New documents revealed as part of a US government lawsuit show that some Facebook staff had raised concerns about the data collection practices of Cambridge Analytica well before these were made public. Facebook has issued a response to these new documents trying to downplay these documents, claiming ‘they will cause confusion’ and that there is nothing new being highlighted.
The documents were revealed as part of the ongoing case by the District of Columbia against Facebook for its failure to protect consumers’ private data. They were released on request of the District of Columbia Attorney General.
While the employee names are redacted in the documents, they show the employees discussing the third-party data collection by political consultancy firms, and what should be allowed and what was problematic. The internal correspondence dating back to September 22, 2015 show the staff had doubts about how some political firms were collecting data from the website.
Cambridge Analytica is mentioned as well. The emails note the “largest and most aggressive on the conservative side is Cambridge Analytica, a sketchy (to say the least) data modelling company that has penetrated our market deeply.”
According to The Guardian, which had first reported about this internal discussion in March this year, Facebook staff had raised the issue of improper data collection by firms in September, which would be nearly four months before the December 2015 date, which the company had claimed.
By the time Cambridge Analytica was flagged is as high priority, Guardian had already broken the story and on the email thread it is being discussed as PR issue. The employees note they need to sort this out ASAP. The documents also show how some of these firms were collecting voter data from Facebook. The employees also talk about consultancy firm Nation Builder, and how that was collecting data.

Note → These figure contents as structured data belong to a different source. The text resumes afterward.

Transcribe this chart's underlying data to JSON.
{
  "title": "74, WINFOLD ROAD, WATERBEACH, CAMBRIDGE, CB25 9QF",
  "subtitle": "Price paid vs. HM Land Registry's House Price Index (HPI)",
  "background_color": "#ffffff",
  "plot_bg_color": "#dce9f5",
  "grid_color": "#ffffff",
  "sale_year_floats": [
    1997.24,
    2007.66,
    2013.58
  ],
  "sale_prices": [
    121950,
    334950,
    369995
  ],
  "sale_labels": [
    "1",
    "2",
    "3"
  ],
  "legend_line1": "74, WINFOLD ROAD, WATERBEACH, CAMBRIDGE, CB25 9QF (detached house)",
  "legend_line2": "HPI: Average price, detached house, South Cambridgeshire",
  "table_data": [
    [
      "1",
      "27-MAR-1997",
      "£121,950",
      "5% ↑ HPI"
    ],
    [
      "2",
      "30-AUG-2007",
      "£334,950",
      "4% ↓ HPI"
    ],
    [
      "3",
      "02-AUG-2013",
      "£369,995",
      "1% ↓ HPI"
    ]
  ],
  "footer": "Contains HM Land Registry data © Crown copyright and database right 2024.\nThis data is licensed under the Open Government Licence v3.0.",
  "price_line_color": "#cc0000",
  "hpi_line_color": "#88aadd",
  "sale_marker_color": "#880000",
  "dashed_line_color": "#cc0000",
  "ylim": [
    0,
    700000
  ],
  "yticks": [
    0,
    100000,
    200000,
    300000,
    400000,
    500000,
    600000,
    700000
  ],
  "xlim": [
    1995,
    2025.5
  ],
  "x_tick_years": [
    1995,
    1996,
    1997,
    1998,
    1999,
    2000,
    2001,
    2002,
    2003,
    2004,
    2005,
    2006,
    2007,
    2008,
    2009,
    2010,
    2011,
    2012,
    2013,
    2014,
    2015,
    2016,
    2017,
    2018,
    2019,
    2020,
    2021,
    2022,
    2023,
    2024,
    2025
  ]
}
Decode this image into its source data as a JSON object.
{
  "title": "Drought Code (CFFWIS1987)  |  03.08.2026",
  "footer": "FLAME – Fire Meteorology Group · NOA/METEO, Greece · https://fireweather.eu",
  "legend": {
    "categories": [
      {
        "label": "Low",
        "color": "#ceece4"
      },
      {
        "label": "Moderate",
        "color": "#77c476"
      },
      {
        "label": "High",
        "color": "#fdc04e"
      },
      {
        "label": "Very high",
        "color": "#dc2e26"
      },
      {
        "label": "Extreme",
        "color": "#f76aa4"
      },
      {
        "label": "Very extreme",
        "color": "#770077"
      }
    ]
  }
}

In a blog post titled “Document Holds the Potential for Confusion,” Facebook’s vice president and deputy counsel Paul Grewal has said these documents prove nothing new. He added that the company only knew about Aleksandr Kogan, an app developer who sold data in December 2015, as it had initially claimed, and the September 2015 discussion was a different accusation that Cambridge Analytica was improperly scraping profiles.
He claims that the discussion ultimately did not amount to anything. “Facebook was not aware that Kogan sold data to Cambridge Analytica until December 2015. That is a fact that we have testified to under oath, that we have described to our core regulators, and that we stand by today,” reads the blog.